How to show plots as png inside a notebook?

I am using Bokeh plots inside a (classical) Jupyter notebook and that works fine.

However, when converting the notebook to pdf or showing the notebook directly from github, none of the plots are shown.

I previously used the “plotly” library instead of Bokeh and there it was possible to
choose if the plot is shown as an interactive graph (which also cannot get converted to pdf or shown in github) or instead render the plot as png, svg, or some other static image inside the notebook. In that case the plot is visible after conversion or when viewing the notebook directly from github.

I could not find a similar option for Bokeh. Am I missing something? Is it possible with Bokeh to render a plot as a static image inline in a Jupyter notebook?

You’ll need to use IPython.display as demonstrated in this notebook:

https://github.com/bokeh/tutorial/blob/main/notebooks/13_exporting_embedding.ipynb

So this basically means it is not possible for bokeh to produce the image data in memory / in the notebook only since with display method, each plot needs to get stored as a file somewhere first, right?
Which means also that the client code needs to somehow take care of cleaning up all the files when the notebook is exited or the program terminates?

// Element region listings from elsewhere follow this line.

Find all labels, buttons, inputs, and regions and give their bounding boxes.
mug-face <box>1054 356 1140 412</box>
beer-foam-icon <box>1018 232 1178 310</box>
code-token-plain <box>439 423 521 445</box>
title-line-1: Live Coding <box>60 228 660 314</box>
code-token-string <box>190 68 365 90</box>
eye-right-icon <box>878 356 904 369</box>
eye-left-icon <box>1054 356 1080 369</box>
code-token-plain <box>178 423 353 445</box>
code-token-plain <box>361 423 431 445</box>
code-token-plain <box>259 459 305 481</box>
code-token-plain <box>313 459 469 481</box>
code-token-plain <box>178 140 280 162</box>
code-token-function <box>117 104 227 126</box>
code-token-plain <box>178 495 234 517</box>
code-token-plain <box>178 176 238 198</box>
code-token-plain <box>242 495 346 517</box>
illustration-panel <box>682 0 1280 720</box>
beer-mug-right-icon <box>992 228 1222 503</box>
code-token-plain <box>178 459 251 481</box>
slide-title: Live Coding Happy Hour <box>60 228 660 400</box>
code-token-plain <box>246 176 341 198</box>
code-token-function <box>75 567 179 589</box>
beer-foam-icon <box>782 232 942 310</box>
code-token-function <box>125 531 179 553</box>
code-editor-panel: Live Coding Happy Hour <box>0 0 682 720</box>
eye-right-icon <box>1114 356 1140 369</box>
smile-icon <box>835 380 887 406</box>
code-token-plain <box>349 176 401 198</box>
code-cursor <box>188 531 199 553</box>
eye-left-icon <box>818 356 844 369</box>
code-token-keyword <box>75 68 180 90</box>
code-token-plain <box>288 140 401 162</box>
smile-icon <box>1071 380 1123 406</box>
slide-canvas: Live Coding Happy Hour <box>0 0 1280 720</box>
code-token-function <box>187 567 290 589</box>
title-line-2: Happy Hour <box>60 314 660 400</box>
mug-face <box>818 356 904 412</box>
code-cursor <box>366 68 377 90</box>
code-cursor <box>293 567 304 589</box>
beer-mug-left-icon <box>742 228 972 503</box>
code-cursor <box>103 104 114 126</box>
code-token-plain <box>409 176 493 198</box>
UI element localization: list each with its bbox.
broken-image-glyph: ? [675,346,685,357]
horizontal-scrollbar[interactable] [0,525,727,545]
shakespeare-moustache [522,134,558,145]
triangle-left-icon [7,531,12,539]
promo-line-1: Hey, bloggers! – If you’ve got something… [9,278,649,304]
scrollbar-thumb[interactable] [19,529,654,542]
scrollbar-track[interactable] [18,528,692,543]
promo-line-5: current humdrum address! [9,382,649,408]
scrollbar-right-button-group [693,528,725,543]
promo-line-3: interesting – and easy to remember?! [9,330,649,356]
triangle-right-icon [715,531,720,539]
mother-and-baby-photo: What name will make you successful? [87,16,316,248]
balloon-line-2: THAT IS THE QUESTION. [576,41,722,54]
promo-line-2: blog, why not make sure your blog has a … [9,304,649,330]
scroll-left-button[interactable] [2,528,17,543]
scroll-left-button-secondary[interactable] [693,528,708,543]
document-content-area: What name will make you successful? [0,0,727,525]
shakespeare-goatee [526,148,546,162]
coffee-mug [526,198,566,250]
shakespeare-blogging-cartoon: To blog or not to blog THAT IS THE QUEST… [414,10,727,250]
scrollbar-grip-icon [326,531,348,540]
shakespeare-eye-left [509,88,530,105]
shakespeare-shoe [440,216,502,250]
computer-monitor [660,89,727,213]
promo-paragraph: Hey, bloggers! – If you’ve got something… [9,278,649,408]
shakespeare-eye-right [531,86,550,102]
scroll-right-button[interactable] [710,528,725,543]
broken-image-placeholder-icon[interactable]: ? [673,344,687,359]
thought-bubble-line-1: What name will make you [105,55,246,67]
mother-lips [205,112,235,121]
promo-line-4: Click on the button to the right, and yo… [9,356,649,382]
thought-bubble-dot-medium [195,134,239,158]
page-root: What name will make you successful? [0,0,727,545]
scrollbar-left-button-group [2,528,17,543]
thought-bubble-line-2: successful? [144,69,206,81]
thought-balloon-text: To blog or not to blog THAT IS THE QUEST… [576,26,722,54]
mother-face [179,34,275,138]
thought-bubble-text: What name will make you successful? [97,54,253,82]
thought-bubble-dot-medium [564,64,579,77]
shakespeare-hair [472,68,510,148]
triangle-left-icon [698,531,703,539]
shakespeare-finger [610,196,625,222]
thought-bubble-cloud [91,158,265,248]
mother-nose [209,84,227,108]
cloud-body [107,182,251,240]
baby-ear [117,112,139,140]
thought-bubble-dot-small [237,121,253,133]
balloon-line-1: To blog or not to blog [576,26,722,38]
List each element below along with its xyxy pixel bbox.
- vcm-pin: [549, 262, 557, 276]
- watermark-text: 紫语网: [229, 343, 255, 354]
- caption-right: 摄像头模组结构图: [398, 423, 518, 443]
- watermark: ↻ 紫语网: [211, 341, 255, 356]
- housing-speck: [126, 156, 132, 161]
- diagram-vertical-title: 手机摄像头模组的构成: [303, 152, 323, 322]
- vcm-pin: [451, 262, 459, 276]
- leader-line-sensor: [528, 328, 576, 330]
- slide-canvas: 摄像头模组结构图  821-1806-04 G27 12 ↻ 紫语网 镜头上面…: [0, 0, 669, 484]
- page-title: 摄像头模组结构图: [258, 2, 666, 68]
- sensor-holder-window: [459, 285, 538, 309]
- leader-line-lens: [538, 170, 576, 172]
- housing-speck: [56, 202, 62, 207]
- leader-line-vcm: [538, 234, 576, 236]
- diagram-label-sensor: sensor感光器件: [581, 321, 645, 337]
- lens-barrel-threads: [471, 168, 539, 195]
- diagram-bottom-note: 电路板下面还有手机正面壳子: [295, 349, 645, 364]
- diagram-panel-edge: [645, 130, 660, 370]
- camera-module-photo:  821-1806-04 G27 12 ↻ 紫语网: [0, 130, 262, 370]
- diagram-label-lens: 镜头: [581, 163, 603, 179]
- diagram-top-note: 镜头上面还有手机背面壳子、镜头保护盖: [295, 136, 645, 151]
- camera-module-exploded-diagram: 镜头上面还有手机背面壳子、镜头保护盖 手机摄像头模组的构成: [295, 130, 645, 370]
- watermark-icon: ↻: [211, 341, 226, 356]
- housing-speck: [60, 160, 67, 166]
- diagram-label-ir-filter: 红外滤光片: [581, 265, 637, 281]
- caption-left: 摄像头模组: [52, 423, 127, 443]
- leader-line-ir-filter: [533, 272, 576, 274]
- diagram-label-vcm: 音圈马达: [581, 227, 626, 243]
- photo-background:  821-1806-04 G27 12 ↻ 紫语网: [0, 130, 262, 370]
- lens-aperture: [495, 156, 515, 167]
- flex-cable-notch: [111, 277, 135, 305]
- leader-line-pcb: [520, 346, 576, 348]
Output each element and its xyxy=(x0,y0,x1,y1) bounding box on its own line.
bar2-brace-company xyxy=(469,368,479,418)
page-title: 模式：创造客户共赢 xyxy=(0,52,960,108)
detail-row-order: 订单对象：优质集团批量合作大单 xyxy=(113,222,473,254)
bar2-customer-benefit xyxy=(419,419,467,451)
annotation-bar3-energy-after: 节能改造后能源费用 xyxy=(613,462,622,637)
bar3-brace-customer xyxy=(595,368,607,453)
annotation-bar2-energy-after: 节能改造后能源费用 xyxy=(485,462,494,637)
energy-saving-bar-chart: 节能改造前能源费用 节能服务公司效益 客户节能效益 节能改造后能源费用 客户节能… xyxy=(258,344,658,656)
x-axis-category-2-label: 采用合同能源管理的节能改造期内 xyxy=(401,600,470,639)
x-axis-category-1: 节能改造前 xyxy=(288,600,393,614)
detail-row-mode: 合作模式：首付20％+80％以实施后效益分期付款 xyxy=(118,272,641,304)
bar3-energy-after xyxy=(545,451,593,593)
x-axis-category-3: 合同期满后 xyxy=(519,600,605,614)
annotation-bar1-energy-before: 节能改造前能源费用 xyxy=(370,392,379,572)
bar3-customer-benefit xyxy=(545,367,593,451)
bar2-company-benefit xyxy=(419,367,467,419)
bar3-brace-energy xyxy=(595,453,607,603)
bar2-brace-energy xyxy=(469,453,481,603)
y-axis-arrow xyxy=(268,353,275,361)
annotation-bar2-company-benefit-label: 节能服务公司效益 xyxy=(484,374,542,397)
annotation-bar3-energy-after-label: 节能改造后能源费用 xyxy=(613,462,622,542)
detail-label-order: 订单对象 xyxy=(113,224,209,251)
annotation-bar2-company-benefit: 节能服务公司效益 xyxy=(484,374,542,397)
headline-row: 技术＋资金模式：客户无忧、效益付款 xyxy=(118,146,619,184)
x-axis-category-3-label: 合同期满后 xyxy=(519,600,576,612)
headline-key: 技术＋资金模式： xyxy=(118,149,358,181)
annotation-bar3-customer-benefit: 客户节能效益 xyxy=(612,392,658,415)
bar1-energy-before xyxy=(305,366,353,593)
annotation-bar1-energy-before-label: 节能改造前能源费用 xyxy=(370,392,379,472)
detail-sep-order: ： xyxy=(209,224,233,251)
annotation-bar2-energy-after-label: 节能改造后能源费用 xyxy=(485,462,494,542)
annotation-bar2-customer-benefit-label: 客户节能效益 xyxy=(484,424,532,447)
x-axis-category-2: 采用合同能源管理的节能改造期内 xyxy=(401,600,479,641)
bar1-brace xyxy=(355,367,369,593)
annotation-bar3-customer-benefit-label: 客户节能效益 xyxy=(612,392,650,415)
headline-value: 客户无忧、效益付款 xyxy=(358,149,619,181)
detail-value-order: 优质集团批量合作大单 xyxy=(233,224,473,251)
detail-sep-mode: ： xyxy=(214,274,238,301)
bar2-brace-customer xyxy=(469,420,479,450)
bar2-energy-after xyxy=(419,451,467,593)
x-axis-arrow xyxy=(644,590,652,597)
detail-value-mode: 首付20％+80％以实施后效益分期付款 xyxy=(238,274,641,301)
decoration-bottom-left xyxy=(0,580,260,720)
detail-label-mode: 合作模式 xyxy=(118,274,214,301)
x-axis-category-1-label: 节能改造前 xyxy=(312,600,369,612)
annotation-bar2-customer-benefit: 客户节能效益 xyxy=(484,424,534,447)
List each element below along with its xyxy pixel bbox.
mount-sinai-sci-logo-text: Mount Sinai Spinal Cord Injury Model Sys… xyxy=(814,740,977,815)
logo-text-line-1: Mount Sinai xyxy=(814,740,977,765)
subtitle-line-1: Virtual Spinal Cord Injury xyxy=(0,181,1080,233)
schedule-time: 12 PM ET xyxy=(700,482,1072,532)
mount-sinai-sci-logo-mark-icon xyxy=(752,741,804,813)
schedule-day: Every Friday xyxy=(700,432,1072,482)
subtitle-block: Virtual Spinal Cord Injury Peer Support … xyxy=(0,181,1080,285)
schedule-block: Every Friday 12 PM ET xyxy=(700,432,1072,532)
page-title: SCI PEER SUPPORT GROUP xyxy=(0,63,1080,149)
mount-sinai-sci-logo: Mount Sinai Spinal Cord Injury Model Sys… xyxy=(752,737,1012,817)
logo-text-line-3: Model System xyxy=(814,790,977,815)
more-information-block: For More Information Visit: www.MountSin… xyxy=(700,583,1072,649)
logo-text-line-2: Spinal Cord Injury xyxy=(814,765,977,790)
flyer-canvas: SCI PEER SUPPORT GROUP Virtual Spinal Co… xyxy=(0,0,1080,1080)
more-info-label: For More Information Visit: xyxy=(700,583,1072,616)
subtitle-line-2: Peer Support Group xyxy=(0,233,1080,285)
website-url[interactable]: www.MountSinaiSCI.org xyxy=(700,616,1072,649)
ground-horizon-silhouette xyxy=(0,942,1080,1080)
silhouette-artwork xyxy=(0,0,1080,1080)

This looks a bit clumsy to me TBH, it should not be hard, I think, for bokeh to produce the image data on the fly and send it to the output in a panel or the notebook without the necessity to store it in a file first? This is something that works quite simply in Plotly because with any invocation of show() one can specify the renderer for this, e.g. show(renderer=“png”) or show(renderer=“notebook”) which makes it easy to control how this is done for the entire notebook and e.g. choose a different renderer when the notebook gets converted to html or pdf

So this basically means it is not possible for bokeh to produce the image data in memory

I didn’t say that, but you also didn’t specify what exactly you were after, so I gave you the simplest most common answer. You can also look at the lower level get_screenshot_as_png function that returns a PIL.Image. I’m not sure what Jupyter APIs if any are needed to display a PIL.Image inline in notebooks, so I can’t advise on that, but I would imagine it is possible.